All three investor-owned utility companies in California now meet 20% of their electricity needs with renewable sources, according to an update by the state’s public utility commission.
And solar is becoming a much bigger piece of the mix.
As we reported in February, Southern California Edison and San Diego Gas & Electric actually reached the 20% goal in 2011. Now, California Public Utilities Commission (CPUC) says Pacific Gas & Electric (PG&E) has achieved that target, too.
The new data comes from the CPUC’s mid-year update to California lawmakers.
Overall, the three California utilities served 20.6% of their electricity demand with renewable sources in 2011 versus 17% in 2010, reports the CPUC. Together, the three companies account for 68% of the electricity sold to California retail customers.
The state’s Renewables Portfolio Standard (RPS) requires investor-owned utilities, electric service providers and community aggregators to source at least 33% of their power from renewable sources by 2020.
As of CPUC’s latest report, Southern California Edison has the highest renewables mix (21.1%), followed by San Diego Gas & Electric (20.8%) and PG&E (20.1%).

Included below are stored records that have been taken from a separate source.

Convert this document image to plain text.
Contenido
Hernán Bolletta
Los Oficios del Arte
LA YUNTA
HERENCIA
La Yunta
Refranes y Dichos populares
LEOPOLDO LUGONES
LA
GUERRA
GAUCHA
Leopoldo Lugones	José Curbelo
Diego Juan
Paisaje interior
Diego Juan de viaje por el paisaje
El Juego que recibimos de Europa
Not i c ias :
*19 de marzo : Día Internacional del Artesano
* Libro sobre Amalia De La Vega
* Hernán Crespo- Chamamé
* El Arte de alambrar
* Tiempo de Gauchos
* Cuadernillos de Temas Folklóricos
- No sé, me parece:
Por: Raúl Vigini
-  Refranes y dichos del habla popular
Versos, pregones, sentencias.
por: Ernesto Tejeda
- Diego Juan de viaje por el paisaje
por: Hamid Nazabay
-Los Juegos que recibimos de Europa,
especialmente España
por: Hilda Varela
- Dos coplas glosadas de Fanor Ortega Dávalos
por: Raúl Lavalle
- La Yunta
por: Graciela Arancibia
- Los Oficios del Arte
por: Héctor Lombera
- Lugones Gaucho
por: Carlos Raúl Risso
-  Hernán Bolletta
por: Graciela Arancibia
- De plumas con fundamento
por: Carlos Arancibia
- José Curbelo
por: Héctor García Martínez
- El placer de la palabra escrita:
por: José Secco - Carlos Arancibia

The next milestone that the utilities are required to meet is between 2014 to 2016, when they are expected to reach the 25% mark.
And that’s where solar comes in.
By 2020, solar power (not including small-scale rooftop solar) will account for about 11 percent of all power sold by the utilities, according to the CPUC’s projections.
As just one example, PG&E projects that 40% of its renewables mix will come from solar by 2020, followed by wind (23%), bioenergy (15%), geothermal (14%) and small hydro (8%).
Today, its renewables mix breaks down in the following way: wind (31%), geothermal (26%), bioenergy (23%), small hydro (19%) and solar (1%).